Authorities in Atlanta have released a booking photo of Garrett Rolfe, one of two police officers facing criminal charges in the on-duty shooting of Rayshard Brooks. Brooks, who was black, was shot in the back by Rolfe, who is white. Rolfe was fired from the force after the shooting.
Rolfe turned himself in to the Fulton County, Ga. Jail Thursday afternoon, local reports say. A Thursday night deadline for Rolfe to submit to the authorities had been imposed by District Attorney Paul L. Howard, Jr., who on Wednesday announced that Rolfe would be charged with felony murder and a litany of other charges.

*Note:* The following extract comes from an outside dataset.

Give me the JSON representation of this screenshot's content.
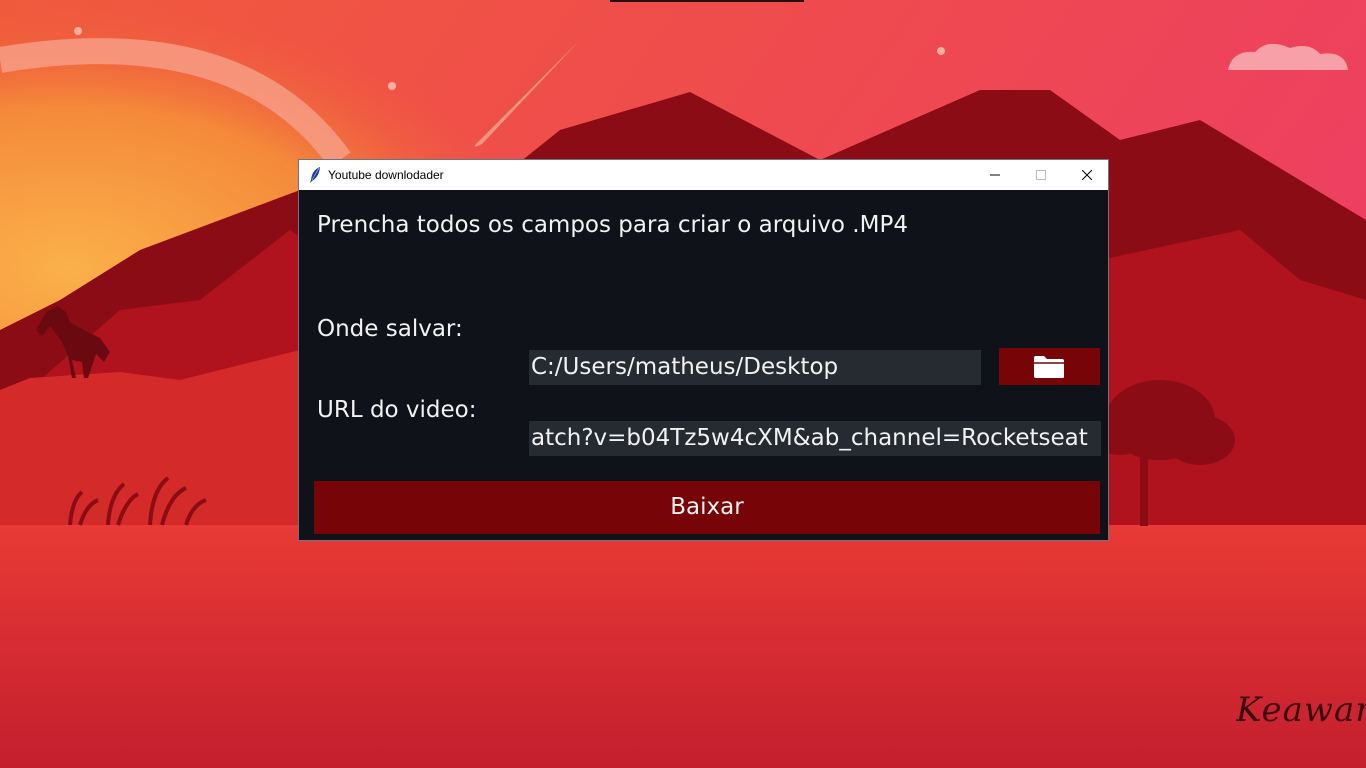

Jail records reviewed by Law&Crime say Rolfe was booked on eleven counts. They include one count of aggravated assault, four counts of aggravated assault with with a deadly weapon, one count of criminal damage to property in the first degree, one count of felony murder, and four counts of violation of an oath by a public officer. Rolfe, who is listed as standing 5′ 7″ tall and weighing 177 lbs., had not been released as of the time of this report.
Rolfe’s attorney, in a statement obtained by WSB-TV in Atlanta, accused Howard, the prosecutor, of acting “rashly” by filing charges which have “no legal basis” and of violating professional conduct rules by heightening the public’s condemnation of Rolfe.
“[N]ever in my career have I seen a District Attorney act so unethically without regard for his professional obligations in pursuit of reelection,” said the attorney. “Twice in the past few weeks Paul Howard has put his own ambitions ahead of the good of his constituents as he seeks to capitalize on a series of national tragedies.”
“Although we can all understand the grief of Mr. Brooks’ family, Officer Rolfe’s actions were justified by the law,” the attorney said. “But not every tragedy is a crime.”
The attorney also said Brooks committed at least five felonies on the police before he was shot.
Devin Brosnan, the other officer charges in the incident, turned himself into the jail earlier Thursday.
Reports say Brosnan relinquished himself to the authorities around 11:30 a.m. and was released on a signature bond less than two hours later. He and his attorney also on Thursday appeared on MSNBC to refute the criminal case against him.
Editor’s note: this report, which began as breaking news, has been updated.